The Mousehole News and Stores overlooks the harbour and has replaced the pub as the nerve centre of the village. Everyone goes there at least once a day, even if it’s only for a paper or tobacco or a fizzy drink. It caters valiantly to the villagers in a corner-shop kind of way, offering the basics, including canned and frozen groceries, daily fresh bread and pasties from a local baker and a limited range of fresh fruit and vegetables. There is always a big sack of locally grown, earthy potatoes. In the spring and summer these will be delicious little new potatoes and in the winter months they will be big, mealy so-called old potatoes. There are always a few onions and swedes (essential for home-made pasties) and a small selection of seasonal local specialities. Parsnips, leeks, cauliflower and broccoli might come from local allotments or market gardeners. Runner beans, tomatoes, ridge cucumbers and occasionally spinach almost certainly do. It’s much the same at the nearby shop-cum-post office in Paul, which, usefully, does local deliveries.

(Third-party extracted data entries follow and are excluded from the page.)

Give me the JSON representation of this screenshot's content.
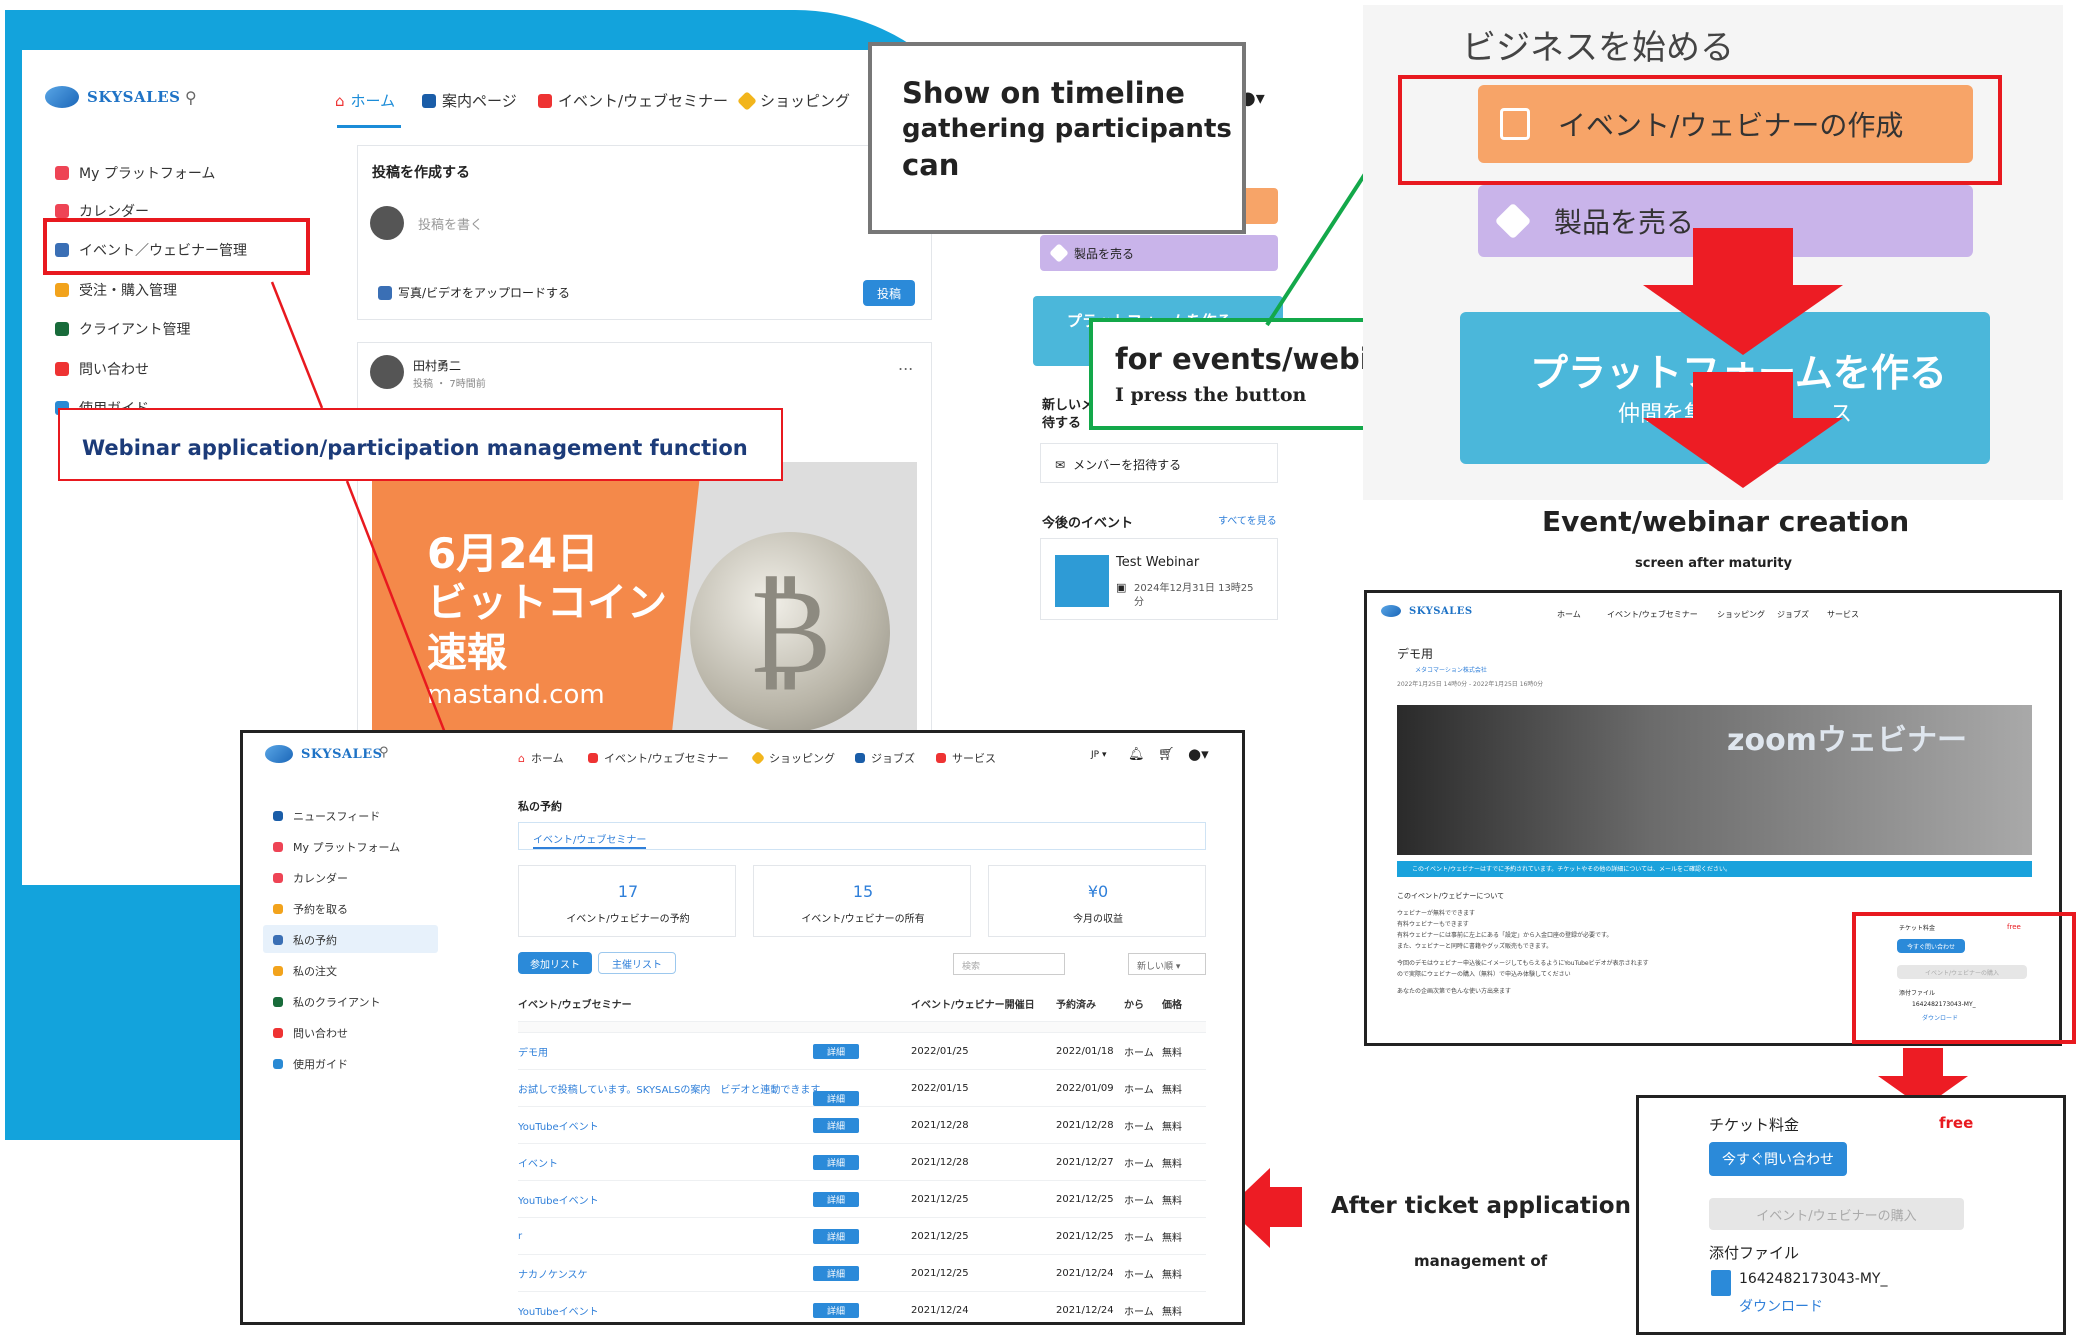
{
  "colors": {
    "brand_blue": "#13a3dc",
    "highlight_red": "#e8191f",
    "highlight_green": "#13a84a",
    "orange": "#f79a55",
    "lavender": "#c9b4ea",
    "banner_orange": "#f4894a",
    "link": "#2f7fd9",
    "free_red": "#e8191f"
  },
  "main": {
    "logo": "SKYSALES",
    "nav": [
      {
        "label": "ホーム",
        "icon": "home-icon"
      },
      {
        "label": "案内ページ",
        "icon": "page-icon"
      },
      {
        "label": "イベント/ウェブセミナー",
        "icon": "calendar-icon"
      },
      {
        "label": "ショッピング",
        "icon": "tag-icon"
      }
    ],
    "sidebar": [
      "My プラットフォーム",
      "カレンダー",
      "イベント／ウェビナー管理",
      "受注・購入管理",
      "クライアント管理",
      "問い合わせ",
      "使用ガイド"
    ],
    "post": {
      "heading": "投稿を作成する",
      "placeholder": "投稿を書く",
      "upload": "写真/ビデオをアップロードする",
      "submit": "投稿"
    },
    "feed": {
      "author": "田村勇二",
      "meta": "投稿 ・ 7時間前",
      "more": "...",
      "banner_line1": "6月24日",
      "banner_line2": "ビットコイン",
      "banner_line3": "速報",
      "banner_site": "mastand.com"
    },
    "right": {
      "sell": "製品を売る",
      "platform_btn": "プラットフォームを作る",
      "invite_heading_1": "新しいメ",
      "invite_heading_2": "待する",
      "invite": "メンバーを招待する",
      "events_heading": "今後のイベント",
      "see_all": "すべてを見る",
      "event_name": "Test Webinar",
      "event_date_1": "2024年12月31日 13時25",
      "event_date_2": "分"
    }
  },
  "callouts": {
    "timeline": {
      "l1": "Show on timeline",
      "l2": "gathering participants",
      "l3": "can"
    },
    "webinar_mgmt": "Webinar application/participation management function",
    "for_events": {
      "l1": "for events/webinars",
      "l2": "I press the button"
    },
    "creation_title": "Event/webinar creation",
    "creation_sub": "screen after maturity",
    "after_ticket": "After ticket application",
    "management_of": "management of"
  },
  "business": {
    "title": "ビジネスを始める",
    "create": "イベント/ウェビナーの作成",
    "sell": "製品を売る",
    "platform": "プラットフォームを作る",
    "platform_sub_1": "仲間を集",
    "platform_sub_2": "ス"
  },
  "reservations": {
    "logo": "SKYSALES",
    "nav": [
      {
        "label": "ホーム",
        "icon": "home-icon"
      },
      {
        "label": "イベント/ウェブセミナー",
        "icon": "calendar-icon"
      },
      {
        "label": "ショッピング",
        "icon": "tag-icon"
      },
      {
        "label": "ジョブズ",
        "icon": "bag-icon"
      },
      {
        "label": "サービス",
        "icon": "gift-icon"
      }
    ],
    "lang": "JP ▾",
    "sidebar": [
      "ニュースフィード",
      "My プラットフォーム",
      "カレンダー",
      "予約を取る",
      "私の予約",
      "私の注文",
      "私のクライアント",
      "問い合わせ",
      "使用ガイド"
    ],
    "title": "私の予約",
    "tab": "イベント/ウェブセミナー",
    "stats": [
      {
        "value": "17",
        "label": "イベント/ウェビナーの予約"
      },
      {
        "value": "15",
        "label": "イベント/ウェビナーの所有"
      },
      {
        "value": "¥0",
        "label": "今月の収益"
      }
    ],
    "btn_join": "参加リスト",
    "btn_host": "主催リスト",
    "search_placeholder": "検索",
    "sort": "新しい順 ▾",
    "headers": [
      "イベント/ウェブセミナー",
      "イベント/ウェビナー開催日",
      "予約済み",
      "から",
      "価格"
    ],
    "detail": "詳細",
    "rows": [
      [
        "デモ用",
        "2022/01/25",
        "2022/01/18",
        "ホーム",
        "無料"
      ],
      [
        "お試しで投稿しています。SKYSALSの案内　ビデオと連動できます",
        "2022/01/15",
        "2022/01/09",
        "ホーム",
        "無料"
      ],
      [
        "YouTubeイベント",
        "2021/12/28",
        "2021/12/28",
        "ホーム",
        "無料"
      ],
      [
        "イベント",
        "2021/12/28",
        "2021/12/27",
        "ホーム",
        "無料"
      ],
      [
        "YouTubeイベント",
        "2021/12/25",
        "2021/12/25",
        "ホーム",
        "無料"
      ],
      [
        "r",
        "2021/12/25",
        "2021/12/25",
        "ホーム",
        "無料"
      ],
      [
        "ナカノケンスケ",
        "2021/12/25",
        "2021/12/24",
        "ホーム",
        "無料"
      ],
      [
        "YouTubeイベント",
        "2021/12/24",
        "2021/12/24",
        "ホーム",
        "無料"
      ]
    ]
  },
  "event_detail": {
    "logo": "SKYSALES",
    "nav": [
      "ホーム",
      "イベント/ウェブセミナー",
      "ショッピング",
      "ジョブズ",
      "サービス"
    ],
    "title": "デモ用",
    "org": "メタコマーション株式会社",
    "dates": "2022年1月25日 14時0分 - 2022年1月25日 16時0分",
    "hero_text": "zoomウェビナー",
    "notice": "このイベント/ウェビナーはすでに予約されています。チケットやその他の詳細については、メールをご確認ください。",
    "about_heading": "このイベント/ウェビナーについて",
    "about_lines": [
      "ウェビナーが無料でできます",
      "有料ウェビナーもできます",
      "有料ウェビナーには事前に左上にある「設定」から入金口座の登録が必要です。",
      "また、ウェビナーと同時に書籍やグッズ販売もできます。",
      "",
      "今回のデモはウェビナー申込後にイメージしてもらえるようにYouTubeビデオが表示されます",
      "ので実際にウェビナーの購入（無料）で申込み体験してください",
      "",
      "あなたの企画次第で色んな使い方出来ます"
    ],
    "ticket_label": "チケット料金",
    "free": "free",
    "inquire": "今すぐ問い合わせ",
    "buy": "イベント/ウェビナーの購入",
    "attach": "添付ファイル",
    "file": "1642482173043-MY_",
    "download": "ダウンロード"
  },
  "ticket_zoom": {
    "ticket_label": "チケット料金",
    "free": "free",
    "inquire": "今すぐ問い合わせ",
    "buy": "イベント/ウェビナーの購入",
    "attach": "添付ファイル",
    "file": "1642482173043-MY_",
    "download": "ダウンロード"
  }
}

Occasionally, people sell their excess fruit and vegetables outside their house. I’ve bought runner beans and tomatoes this way, but a more reliable source is from the market gardeners who have fields and meadows on the roads leading out of the village towards Lamorna, Porthcurno, Sennen and Land’s End. There is a particularly good one at the junction of the B3315 and B3283 at the turn to Treen. The best shop in the area for fruit and vegetables is Tregenza’s in the Green Market part of Penzance, at the top of Market Jew Street and very bottom of Causeway Head.